Leifhelm was braced rigidly in the brocaded chair, his aged but still taut body immobile, his pallid face with the piercing light-blue eyes like an alabaster mask. “They have made this most holy decision?” he said icily through lips that barely moved. “The vulgar Jew and the depraved French prince of maggots dare to attempt such a move against me?”
“Not that it matters, but Delavane agrees.”

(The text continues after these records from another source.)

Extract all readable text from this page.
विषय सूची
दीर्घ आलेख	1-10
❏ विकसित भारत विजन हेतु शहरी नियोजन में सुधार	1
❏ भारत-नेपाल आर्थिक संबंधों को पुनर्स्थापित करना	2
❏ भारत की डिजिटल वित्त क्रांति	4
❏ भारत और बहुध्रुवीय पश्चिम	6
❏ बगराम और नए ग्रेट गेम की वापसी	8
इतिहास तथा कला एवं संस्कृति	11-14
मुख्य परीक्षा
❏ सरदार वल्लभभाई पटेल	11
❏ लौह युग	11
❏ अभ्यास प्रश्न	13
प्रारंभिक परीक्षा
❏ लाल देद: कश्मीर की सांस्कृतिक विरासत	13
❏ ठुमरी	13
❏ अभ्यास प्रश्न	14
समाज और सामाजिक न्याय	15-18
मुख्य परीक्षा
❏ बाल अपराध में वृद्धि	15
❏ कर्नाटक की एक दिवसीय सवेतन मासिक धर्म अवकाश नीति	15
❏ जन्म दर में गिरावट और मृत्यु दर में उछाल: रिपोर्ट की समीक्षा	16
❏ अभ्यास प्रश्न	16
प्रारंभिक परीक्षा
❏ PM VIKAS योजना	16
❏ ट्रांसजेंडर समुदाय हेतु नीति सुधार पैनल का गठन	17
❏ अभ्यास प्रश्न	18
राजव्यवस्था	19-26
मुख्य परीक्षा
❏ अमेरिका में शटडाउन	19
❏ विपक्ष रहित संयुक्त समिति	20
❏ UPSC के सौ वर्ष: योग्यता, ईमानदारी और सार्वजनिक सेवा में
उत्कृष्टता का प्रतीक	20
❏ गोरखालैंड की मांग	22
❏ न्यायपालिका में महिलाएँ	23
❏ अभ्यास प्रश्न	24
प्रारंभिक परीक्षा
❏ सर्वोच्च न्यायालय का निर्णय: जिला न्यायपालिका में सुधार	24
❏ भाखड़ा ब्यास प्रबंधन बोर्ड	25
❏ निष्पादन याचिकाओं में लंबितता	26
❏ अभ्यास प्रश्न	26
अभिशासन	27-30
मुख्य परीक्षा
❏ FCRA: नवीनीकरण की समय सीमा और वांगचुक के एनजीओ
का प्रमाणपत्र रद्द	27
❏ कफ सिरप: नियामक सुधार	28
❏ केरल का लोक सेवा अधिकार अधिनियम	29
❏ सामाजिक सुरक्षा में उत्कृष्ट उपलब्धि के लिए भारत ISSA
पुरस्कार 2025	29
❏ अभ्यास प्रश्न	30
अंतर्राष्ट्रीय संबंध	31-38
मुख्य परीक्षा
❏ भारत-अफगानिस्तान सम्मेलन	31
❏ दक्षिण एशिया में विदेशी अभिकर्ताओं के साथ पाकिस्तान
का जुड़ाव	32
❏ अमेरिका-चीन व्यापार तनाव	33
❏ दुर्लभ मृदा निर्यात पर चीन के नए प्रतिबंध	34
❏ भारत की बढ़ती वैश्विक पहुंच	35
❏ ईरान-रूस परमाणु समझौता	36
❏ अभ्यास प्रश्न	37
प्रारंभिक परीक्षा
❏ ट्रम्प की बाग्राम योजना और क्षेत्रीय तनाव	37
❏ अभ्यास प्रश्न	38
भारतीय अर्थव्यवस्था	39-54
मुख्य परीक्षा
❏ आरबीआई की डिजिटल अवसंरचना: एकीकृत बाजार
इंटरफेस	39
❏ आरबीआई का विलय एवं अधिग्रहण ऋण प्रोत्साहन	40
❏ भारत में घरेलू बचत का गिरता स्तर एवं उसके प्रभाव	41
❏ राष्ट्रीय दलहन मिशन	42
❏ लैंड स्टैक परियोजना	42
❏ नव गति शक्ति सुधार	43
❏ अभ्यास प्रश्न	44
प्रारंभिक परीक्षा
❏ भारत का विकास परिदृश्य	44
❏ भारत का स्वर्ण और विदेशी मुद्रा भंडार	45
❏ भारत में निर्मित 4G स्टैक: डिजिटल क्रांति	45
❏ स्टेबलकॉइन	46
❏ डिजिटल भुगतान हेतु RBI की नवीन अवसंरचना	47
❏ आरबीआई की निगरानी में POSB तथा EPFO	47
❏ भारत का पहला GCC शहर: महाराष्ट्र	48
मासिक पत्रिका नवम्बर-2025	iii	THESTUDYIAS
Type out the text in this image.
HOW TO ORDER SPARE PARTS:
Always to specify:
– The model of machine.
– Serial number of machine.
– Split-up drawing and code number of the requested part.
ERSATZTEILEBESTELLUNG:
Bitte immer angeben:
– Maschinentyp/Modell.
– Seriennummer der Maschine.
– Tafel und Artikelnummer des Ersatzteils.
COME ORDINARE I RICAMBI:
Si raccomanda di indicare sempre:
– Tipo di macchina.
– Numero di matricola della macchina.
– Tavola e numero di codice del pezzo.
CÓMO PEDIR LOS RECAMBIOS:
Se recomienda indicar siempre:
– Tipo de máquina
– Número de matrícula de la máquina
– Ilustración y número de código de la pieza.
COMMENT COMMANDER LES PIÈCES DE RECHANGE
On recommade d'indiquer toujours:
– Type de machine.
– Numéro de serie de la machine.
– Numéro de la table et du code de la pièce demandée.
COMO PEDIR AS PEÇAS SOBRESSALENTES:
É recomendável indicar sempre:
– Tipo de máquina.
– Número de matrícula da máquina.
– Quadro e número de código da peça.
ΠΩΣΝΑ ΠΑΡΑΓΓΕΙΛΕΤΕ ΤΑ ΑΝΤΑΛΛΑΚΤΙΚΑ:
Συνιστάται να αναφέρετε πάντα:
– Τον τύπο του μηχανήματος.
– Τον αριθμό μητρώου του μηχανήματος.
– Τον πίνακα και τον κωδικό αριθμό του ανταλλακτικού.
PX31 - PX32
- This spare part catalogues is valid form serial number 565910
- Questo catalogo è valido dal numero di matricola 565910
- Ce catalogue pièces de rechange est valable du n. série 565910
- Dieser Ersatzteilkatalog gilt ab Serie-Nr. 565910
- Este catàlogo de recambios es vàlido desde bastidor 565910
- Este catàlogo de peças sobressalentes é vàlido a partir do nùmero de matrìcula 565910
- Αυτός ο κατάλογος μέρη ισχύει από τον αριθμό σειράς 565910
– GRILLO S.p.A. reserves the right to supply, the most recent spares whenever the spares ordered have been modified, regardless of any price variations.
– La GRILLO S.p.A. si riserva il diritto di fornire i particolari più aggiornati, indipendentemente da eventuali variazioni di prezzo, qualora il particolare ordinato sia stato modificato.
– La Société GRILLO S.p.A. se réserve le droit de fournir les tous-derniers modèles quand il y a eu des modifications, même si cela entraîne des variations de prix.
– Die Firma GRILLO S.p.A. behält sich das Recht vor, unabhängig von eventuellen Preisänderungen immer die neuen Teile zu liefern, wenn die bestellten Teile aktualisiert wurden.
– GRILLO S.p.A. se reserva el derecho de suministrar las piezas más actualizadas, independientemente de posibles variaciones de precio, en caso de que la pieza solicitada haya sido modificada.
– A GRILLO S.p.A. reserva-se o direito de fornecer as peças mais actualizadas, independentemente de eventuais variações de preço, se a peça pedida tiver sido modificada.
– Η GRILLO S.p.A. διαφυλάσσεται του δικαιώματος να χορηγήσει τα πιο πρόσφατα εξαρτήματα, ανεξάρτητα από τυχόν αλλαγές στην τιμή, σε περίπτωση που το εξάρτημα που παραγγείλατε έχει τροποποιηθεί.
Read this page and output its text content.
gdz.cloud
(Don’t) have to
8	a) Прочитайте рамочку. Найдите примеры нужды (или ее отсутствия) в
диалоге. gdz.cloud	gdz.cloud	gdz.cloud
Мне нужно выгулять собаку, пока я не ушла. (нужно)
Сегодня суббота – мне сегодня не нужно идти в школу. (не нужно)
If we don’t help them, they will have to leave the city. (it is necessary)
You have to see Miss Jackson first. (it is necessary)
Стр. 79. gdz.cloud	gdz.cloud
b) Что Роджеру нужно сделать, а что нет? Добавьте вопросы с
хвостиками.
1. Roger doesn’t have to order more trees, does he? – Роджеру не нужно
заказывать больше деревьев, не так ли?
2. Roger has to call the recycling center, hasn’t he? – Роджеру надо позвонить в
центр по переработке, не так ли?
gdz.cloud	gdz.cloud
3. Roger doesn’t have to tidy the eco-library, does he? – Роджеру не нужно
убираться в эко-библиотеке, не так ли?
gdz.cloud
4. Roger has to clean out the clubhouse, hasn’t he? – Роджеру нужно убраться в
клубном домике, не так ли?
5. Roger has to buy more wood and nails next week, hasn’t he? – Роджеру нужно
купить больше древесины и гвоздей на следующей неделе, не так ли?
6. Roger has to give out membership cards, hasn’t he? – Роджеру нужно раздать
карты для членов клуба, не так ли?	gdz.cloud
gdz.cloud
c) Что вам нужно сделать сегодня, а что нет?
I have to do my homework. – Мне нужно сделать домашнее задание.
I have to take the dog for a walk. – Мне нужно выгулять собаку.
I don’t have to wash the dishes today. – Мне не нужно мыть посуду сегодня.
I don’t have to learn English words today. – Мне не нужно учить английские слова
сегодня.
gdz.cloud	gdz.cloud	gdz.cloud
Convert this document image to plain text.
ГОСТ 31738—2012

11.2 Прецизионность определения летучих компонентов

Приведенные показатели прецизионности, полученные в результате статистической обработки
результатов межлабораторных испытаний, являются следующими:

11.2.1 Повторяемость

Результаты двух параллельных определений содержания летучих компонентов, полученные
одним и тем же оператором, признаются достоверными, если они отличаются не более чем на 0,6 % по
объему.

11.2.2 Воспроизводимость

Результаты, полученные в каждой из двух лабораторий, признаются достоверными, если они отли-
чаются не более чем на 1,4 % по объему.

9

“Delavane! A raging, infantile clump of fantasies! The man we knew two years ago has disintegrated to a point beyond senility! He doesn’t know it, but we give him orders, couched naturally as suggestions and beneficial possibilities. He has no more powers of reason than Adolf Hitler had in his last years of madness.”
“I don’t know about that,” said Converse. “Abrahms and Bertholdier didn’t go into it other than to say he was finished. They talked about you.”